Ma sono certo che, questa notte, ti sognerò, e cammineremo insieme nei misteriori e mistici deserti dell'Oman, sconosciuti all'uomo. Solo in questi silenziosi deserti si può ancora ascoltare il respiro di Dio, il profumo del cielo e la melodia degli angeli. È un privilegio che appartiene soltanto a noi due.
Durante l'estate, quassù arrivava un vecchio. Nel piccolo borgo montano, nessuno sapeva da dove venisse e perché. Camminava solo nei boschi e conversava a lungo con le ombre, e piangeva di fronte alle timide rose di macchia e ai tronchi abbattuti dal vento e dalle tempeste. Tutto ciò m'incuriosiva ed ero ansioso di sapere. Dallo sguardo intuivo che sognava ricordi rimasti sotto cieli lontani e silenziosi.
Sorridendo, con lo sguardo sognante, rispondeva con garbo: "Soltanto quassù, al tramonto e nel silenzio di questi boschi, mi appare il volto di angelo. Il suo nome è Aisha, e solo il deserto conosce la nostra storia".

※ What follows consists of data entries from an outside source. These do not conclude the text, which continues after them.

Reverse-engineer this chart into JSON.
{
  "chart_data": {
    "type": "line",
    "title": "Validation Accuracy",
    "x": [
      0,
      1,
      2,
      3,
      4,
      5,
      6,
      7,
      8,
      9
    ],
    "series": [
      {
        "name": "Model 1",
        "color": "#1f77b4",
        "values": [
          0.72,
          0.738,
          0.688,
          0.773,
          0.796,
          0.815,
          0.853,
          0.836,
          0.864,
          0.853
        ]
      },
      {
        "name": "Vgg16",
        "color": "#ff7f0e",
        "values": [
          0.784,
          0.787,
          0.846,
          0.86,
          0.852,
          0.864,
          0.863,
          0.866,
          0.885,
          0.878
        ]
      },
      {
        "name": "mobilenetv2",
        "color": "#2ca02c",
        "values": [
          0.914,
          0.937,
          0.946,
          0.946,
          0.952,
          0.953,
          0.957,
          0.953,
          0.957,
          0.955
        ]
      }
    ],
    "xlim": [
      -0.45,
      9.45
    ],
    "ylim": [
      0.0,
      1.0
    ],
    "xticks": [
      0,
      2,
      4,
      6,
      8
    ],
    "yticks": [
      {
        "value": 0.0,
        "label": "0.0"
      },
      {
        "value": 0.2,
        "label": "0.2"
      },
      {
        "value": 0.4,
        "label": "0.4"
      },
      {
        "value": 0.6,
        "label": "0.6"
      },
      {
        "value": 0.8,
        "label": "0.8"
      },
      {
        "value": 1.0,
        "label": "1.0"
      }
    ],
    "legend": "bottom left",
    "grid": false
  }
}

Come sempre, in un giorno d'estate tornavo nei boschi di Casa del Monte. Per me, sono come un tempio che ascolta silenzi che parlano d'amore e di sogni smarriti in un deserto sotto cieli infiniti. Nella penombra, sfiorata da un raggio di sole, una rosellina selvatica, timida e delicata, mi guardava sgomenta. Temeva di essere raccolta, ma con un sorriso la rincuorai e, dai piccoli fiori, grida di gioia.
Quando le ombre del tramonto oscuravano l'orizzonte mi appariva il volto di Aisha. Da un solitario cipresso, l'eco di una voce lontana mi chiamava. E tornavano ricordi del passato. Solo chi conosce il tormento della nostalgia, il profumo della malinconia e il dolore può assaporare momenti di gioia, ricordando lo sguardo di quella timida rosellina selvatica color del cielo.
Il tempo passa e si riempie di ricordi, e ho bisogno della gioia del pianto. Vorrei che fosse sempre autunno per portare con me la luce dei tuoi occhi, come quando, in giorni lontani, passeggiavamo a novembre sulle rive del Lemano, e un cigno nero ci guardava. Ora vago, senza sapere perché, nel grande caos del mondo, e cerco la tua mano.
Durante l'estate, cammino nei boschi di Casa del Monte, dove si allungano le ombre punteggiate da rosse fragole di bosco, e, qua e là, qualche foglia gialla che il vento ha risparmiato. È un luogo dove il silenzio canta la mia infanzia e gli dèi nascosti ascoltano. Sui piccoli fiori sognano le falene.
Quel giorno d'estate, un vecchio poeta camminava lento e incerto sulle colline. Forse cercava un rifugio per sognare o dimenticare. Ma i poeti non si macchiano di peccato. Si sedette all'ombra di un cipresso, e le luci sembravano colorate da Cezanne. Improvviso arrivò un vento dolce e delicato, accompagnato da una Ciaccona di Bach, e per un attimo si udì la voce di una bambina lontana.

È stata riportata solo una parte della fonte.